By reducing emissions from their cows’ enteric gases and feed, dairy farms can substantially reduce their carbon footprints.
By increasing yield, farmers need fewer cows to produce the same quantity of milk, thereby reducing the need for inputs and improving profits.
Reducing disease helps boost yield and thus income.
The subject of methane emissions from dairy cattle has received increasing attention from environmental activists concerned about climate change. This has spilled over to consumers, many of whom are seeking milk alternatives to reduce their carbon footprints. To maintain market share and increase their sustainability, farmers will thus have to focus on reducing methane emissions to reduce their carbon footprints.
Dr Saheed Salami, research fellow in the solutions deployment team at animal feed and nutrition manufacturer Alltech, notes that the dairy industry is the second-largest source of greenhouse gas (GHG) emissions in the livestock chain.
“It’s very clear that going forward it won’t be business as usual, and stricter environmental regulations will come from governments to reduce emissions.
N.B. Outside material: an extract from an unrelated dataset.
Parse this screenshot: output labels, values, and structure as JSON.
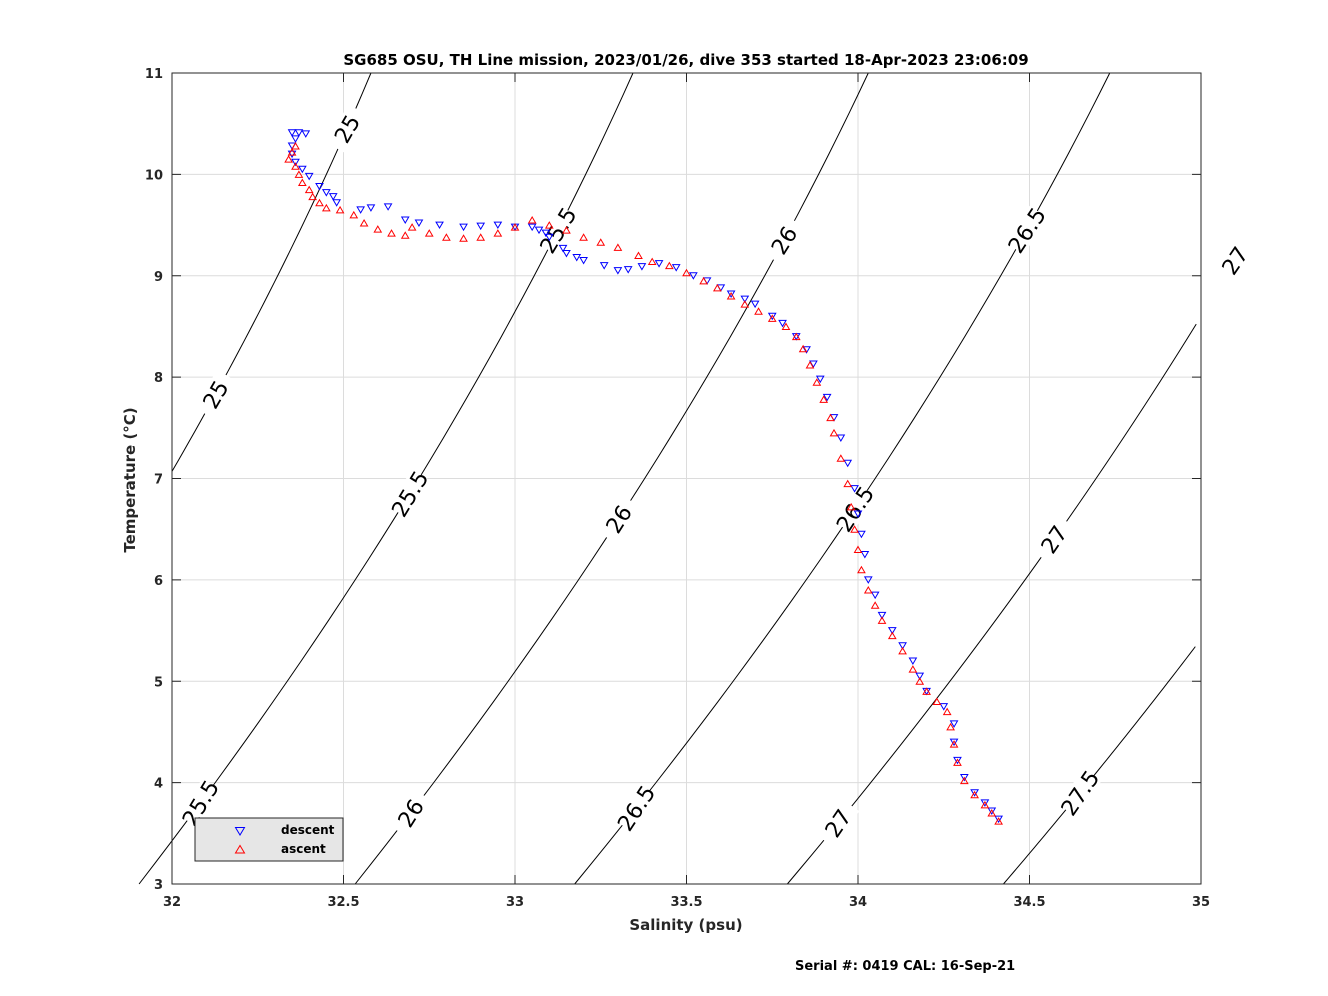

The dairy industry will have to adapt to these changes, while also battling limited resources in terms of land and inputs that we use in milk production.”
Salami explains that crucial to any effort to reduce emissions is the ability to simultaneously increase productivity and profit. “It doesn’t make any sense if farmers are able to achieve lower GHG emissions, but run at a loss.”
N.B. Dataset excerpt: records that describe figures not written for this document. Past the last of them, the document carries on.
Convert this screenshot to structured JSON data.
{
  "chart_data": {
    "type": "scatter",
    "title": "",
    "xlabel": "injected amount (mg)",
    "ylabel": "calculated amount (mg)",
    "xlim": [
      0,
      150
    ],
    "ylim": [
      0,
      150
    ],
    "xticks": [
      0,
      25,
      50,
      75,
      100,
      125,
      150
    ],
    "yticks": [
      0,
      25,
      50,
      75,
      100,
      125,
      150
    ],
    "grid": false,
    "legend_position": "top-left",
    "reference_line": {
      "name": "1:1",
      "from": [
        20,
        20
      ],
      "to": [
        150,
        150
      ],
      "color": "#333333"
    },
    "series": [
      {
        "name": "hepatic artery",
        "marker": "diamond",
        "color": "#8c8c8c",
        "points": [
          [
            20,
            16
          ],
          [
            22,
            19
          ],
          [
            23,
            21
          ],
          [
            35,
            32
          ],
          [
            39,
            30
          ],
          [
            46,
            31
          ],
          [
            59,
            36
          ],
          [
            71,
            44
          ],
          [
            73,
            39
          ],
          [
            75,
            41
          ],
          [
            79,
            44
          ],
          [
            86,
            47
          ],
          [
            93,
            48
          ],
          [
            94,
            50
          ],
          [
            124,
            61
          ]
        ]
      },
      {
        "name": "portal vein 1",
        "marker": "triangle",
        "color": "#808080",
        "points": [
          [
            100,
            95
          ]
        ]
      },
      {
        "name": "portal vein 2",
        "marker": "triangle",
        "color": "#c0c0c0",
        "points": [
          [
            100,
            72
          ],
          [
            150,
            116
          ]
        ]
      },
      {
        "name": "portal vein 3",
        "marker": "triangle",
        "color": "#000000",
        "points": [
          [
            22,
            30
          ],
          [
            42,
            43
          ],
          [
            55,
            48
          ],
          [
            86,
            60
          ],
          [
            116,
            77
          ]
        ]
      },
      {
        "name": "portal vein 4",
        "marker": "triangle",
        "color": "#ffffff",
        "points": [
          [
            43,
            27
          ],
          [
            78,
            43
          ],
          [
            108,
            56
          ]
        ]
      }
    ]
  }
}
Dairy farmers are already under pressure, considering low milk prices, and with the complexities of reducing methane emissions in their herds, are daunted by the task.
Prof Jude Capper, the livestock sustainability consultant, says that in reducing methane emissions, there is no one easy solution; instead, a host of checks and balances need to be put in place on the farm. Fortunately, much of it boils down to better management of cowherds, which would not only increase production but boost profit too.
“Improving milk yield is the first step in reducing emissions. If you get more milk per cow, it means you need fewer cows to produce the same amount of milk. And removing a cow from the herd automatically reduces the carbon footprint, since water, land, feed and emissions are reduced. This also improves the economics of dairy farming.”
BETTER NITROGEN SOURCES
To understand how emissions can be reduced, it is necessary to identify the source. Salami explains that enteric emissions (those created in the rumen) and the food that cows consume are the two largest sources of emissions on dairy farms, totalling over 60% of total emissions.